За толстыми, плотными и высокими двухсаженными рублеными стенами крепости было относительно тихо и даже сорокаградусный холод не так хватал своими клещами остывшие тела спутников купца, да и самого Битюкова, которого уже плохо спасали от мороза лосевая шуба и теплые рукавицы из собачьей шкуры.
…Воеводы и его товарища в крепости не оказалось: уехали в Рафайловский монастырь к игумену Нектарию. Что-то у него там случилось. Поехали разбираться. Обещали к вечеру быть, да куда там в такую падеру. Заночуют поди.
Не хотелось Битюкову идти в уездную канцелярию, но не сказать о своем приезде было нельзя.
Так оно и вышло. Не успел купец зайти в канцелярию, не успел сбросить с себя шубу, как его окружили канцеляристы и после непродолжительных расспросов и ответов, разговоров Иван Афанасьевич уже недосчитался в своем хозяйстве 7 ведер вина, четверти ржи и 7 рублей денег по числу служителей канцелярии.
- Надо же кормиться, а жалованья нет, а есть-пить хочется. Дело житейское, Иван Афанасьевич, - провожая его, торопливо и невнятно говорил молодой и тщедушный писец, видимо, не потерявший еще по молодости своей совести.
«Эти еще по-божески, а воевода со товарищем...»

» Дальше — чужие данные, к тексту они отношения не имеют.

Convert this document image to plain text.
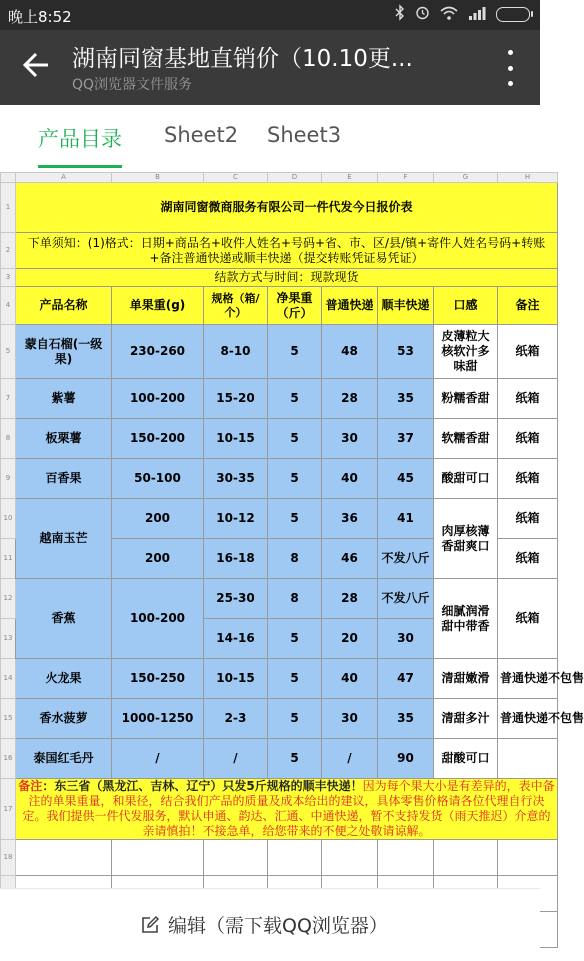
晚上8:52
湖南同窗基地直销价（10.10更...
QQ浏览器文件服务
产品目录 Sheet2 Sheet3
	A	B	C	D	E	F	G	H
1	湖南同窗微商服务有限公司一件代发今日报价表							
2	下单须知：(1)格式：日期+商品名+收件人姓名+号码+省、市、区/县/镇+寄件人姓名号码+转账+备注普通快递或顺丰快递（提交转账凭证易凭证）							
3	结款方式与时间：现款现货							
4	产品名称	单果重(g)	规格（箱/个）	净果重（斤）	普通快递	顺丰快递	口感	备注
5	蒙自石榴(一级果)	230-260	8-10	5	48	53	皮薄粒大核软汁多味甜	纸箱
7	紫薯	100-200	15-20	5	28	35	粉糯香甜	纸箱
8	板栗薯	150-200	10-15	5	30	37	软糯香甜	纸箱
9	百香果	50-100	30-35	5	40	45	酸甜可口	纸箱
10	越南玉芒	200	10-12	5	36	41	肉厚核薄香甜爽口	纸箱
11		200	16-18	8	46	不发八斤		纸箱
12	香蕉	100-200	25-30	8	28	不发八斤	细腻润滑甜中带香	纸箱
13			14-16	5	20	30		
14	火龙果	150-250	10-15	5	40	47	清甜嫩滑	普通快递不包售
15	香水菠萝	1000-1250	2-3	5	30	35	清甜多汁	普通快递不包售
16	泰国红毛丹	/	/	5	/	90	甜酸可口	
17	备注：东三省（黑龙江、吉林、辽宁）只发5斤规格的顺丰快递！因为每个果大小是有差异的，表中备注的单果重量，和果径，结合我们产品的质量及成本给出的建议，具体零售价格请各位代理自行决定。我们提供一件代发服务，默认申通、韵达、汇通、中通快递，暂不支持发货（雨天推迟）介意的亲请慎拍！不接急单，给您带来的不便之处敬请谅解。							
18								

编辑（需下载QQ浏览器）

Не хотелось думать о подношении высшим чинам уезда. Но не получилось. Иван Битюков мало чем походил на отца: у того зимой снега не выпросишь, а сынок страдал ненужной и вредной для купеческого дела жалостью. Прольют перед ним слезы о своей бедности, он и... Э-э, опять отец будет ворчать...

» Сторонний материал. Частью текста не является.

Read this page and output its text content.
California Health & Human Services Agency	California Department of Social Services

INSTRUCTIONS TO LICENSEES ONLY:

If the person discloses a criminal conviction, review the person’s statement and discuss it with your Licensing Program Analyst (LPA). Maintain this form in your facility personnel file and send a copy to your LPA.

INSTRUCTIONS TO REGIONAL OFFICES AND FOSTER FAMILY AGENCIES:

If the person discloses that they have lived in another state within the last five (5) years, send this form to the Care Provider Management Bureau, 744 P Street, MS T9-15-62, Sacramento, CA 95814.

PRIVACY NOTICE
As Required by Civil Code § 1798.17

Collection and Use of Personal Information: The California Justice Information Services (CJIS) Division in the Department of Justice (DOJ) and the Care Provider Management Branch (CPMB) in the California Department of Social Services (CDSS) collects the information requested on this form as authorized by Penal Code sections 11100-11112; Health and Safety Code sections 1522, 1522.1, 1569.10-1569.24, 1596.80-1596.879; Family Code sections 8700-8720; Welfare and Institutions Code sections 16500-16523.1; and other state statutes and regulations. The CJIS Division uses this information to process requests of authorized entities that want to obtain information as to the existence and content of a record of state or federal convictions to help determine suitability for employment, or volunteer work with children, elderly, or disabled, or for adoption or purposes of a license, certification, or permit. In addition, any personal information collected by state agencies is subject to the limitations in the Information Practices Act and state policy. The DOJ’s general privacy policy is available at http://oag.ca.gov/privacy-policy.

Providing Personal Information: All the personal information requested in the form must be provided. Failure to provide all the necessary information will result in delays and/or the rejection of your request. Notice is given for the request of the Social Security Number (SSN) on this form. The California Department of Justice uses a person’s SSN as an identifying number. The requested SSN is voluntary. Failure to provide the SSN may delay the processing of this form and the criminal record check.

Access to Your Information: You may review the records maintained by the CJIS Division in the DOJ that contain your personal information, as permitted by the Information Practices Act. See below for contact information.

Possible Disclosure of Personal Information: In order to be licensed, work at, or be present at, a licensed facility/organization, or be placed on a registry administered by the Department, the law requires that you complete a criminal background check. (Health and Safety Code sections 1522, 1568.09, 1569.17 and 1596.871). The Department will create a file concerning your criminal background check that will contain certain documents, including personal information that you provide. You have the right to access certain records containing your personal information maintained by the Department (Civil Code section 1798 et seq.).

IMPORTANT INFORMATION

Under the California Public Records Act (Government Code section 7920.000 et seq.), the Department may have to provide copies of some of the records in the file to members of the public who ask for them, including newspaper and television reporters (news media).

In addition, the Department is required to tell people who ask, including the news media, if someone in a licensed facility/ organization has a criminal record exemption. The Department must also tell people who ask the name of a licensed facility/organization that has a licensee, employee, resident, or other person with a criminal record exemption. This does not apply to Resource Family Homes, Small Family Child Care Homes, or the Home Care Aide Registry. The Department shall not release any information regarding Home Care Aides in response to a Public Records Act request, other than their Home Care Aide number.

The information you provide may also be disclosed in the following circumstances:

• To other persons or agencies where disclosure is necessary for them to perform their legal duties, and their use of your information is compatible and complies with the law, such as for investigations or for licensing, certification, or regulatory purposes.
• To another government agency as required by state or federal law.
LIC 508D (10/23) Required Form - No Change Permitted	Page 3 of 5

Донельзя расстроенный случившимся, Битюков решил переждать метель на постоялом дворе, который был расположен в посаде около ворот, через которые население гоняло скот на р. Исеть на водопой. Место для постоялого двора было выбрано, из-за вечного то мычания, то блеяния скота, неудачно, но заезжать к друзьям-приятелям не хотелось. Начнутся разговоры, расспросы, чаи, вино, а Битюков просто устал, ему просто хотелось отдохнуть в тепле, не думая ни о чем, не гадая и не планируя предстоящие дела.

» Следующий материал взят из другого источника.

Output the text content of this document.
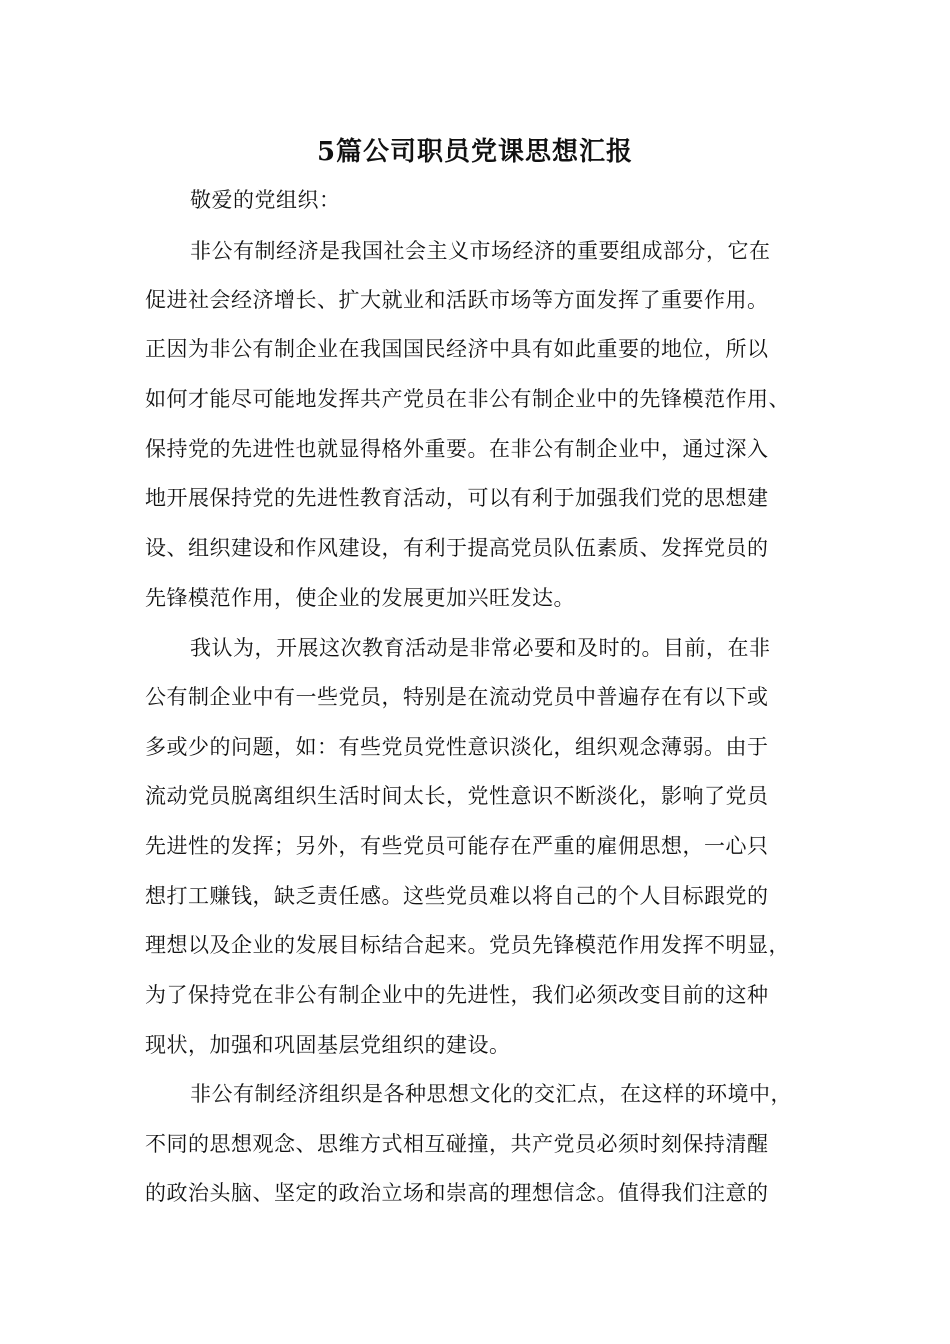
5篇公司职员党课思想汇报
敬爱的党组织：
非公有制经济是我国社会主义市场经济的重要组成部分，它在
促进社会经济增长、扩大就业和活跃市场等方面发挥了重要作用。
正因为非公有制企业在我国国民经济中具有如此重要的地位，所以
如何才能尽可能地发挥共产党员在非公有制企业中的先锋模范作用、
保持党的先进性也就显得格外重要。在非公有制企业中，通过深入
地开展保持党的先进性教育活动，可以有利于加强我们党的思想建
设、组织建设和作风建设，有利于提高党员队伍素质、发挥党员的
先锋模范作用，使企业的发展更加兴旺发达。
我认为，开展这次教育活动是非常必要和及时的。目前，在非
公有制企业中有一些党员，特别是在流动党员中普遍存在有以下或
多或少的问题，如：有些党员党性意识淡化，组织观念薄弱。由于
流动党员脱离组织生活时间太长，党性意识不断淡化，影响了党员
先进性的发挥；另外，有些党员可能存在严重的雇佣思想，一心只
想打工赚钱，缺乏责任感。这些党员难以将自己的个人目标跟党的
理想以及企业的发展目标结合起来。党员先锋模范作用发挥不明显，
为了保持党在非公有制企业中的先进性，我们必须改变目前的这种
现状，加强和巩固基层党组织的建设。
非公有制经济组织是各种思想文化的交汇点，在这样的环境中，
不同的思想观念、思维方式相互碰撞，共产党员必须时刻保持清醒
的政治头脑、坚定的政治立场和崇高的理想信念。值得我们注意的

Но и на постоялом дворе, несмотря на непогоду, отдохнуть не удалось: метель загнала на двор не одного купца с обозниками, здесь сидело с десяток бородатых мужиков, две молоденькие женщины и знакомый, черный как уголь, низкорослый купец малого пошиба Василий Поздняков. Жил он в Рафайловской монастырской деревне Духовке, где имел кожевенную мануфактуру с годовым доходом 85 рублей, в д. Пакулиной владел водяной мельницей и мыловарней.
Заметив Битюкова, Поздняков вскочил с лавки и радостно заверещал тонким голоском:
- Кого я вижу! С приездом, Иван Афанасьевич.
Пришлось Битюкову отвечать на многочисленные вопросы Позднякова, а пока отвечал, отшумела, отдурила метель.
Стало до удивления тихо в большой избе постоялого двора, перестали стучать неплотно прикрытые ставни, за огромнейшей русской печью раздались сначала негромкие, а потом звонче и звонче запоздалые песни сверчка.
- Вот дает, шельмец! - воскликнул своим писклявым голосишком Поздняков. И наклонившись к уху Битюкова, шепотом проговорил:
- Видишь пакулинского монастырского мужика Степку Мельникова, а рядом с ним его дочь.
- Вижу, а дальше что?
- Ничего. Поможешь мне ее купить, в долгу не останусь.
- Продаст ли?
- Продаст, у него после тобольской отсидки хозяйство со- всем рухнуло. В пору себя второй раз в крепость продавать рафайловским монахам.
Битюков вспомнил, что Мельников в 40-х годах верховодил крестьянами Рафайловского монастыря в их борьбе за свою лучшую долю. Борьба шла несколько лет, но окончилась безрезультатно: власти арестовали 12 мужиков, «главных ослушников», и 2 ноября 1748 года силой увезли их в Тобольскую духовную консисторию.
Через 3 дня начались допросы «с пристрастием», с батогами и плетьми. Только в ноябре 1748 года 11 избитых до полусмерти крестьян отпустили домой, взяв с них подписку о послушании.
Степана же Мельникова отпустили только в феврале 1750 года. Почти полтора года отработал Степан в архиерейском доме, терпя нужду, унижение, побои. Не вытерпев, пошел на поклон церковным властям, прося их отпустить его домой, так как, работая вдали от семьи, «пришел с домашними в крайнее убожество».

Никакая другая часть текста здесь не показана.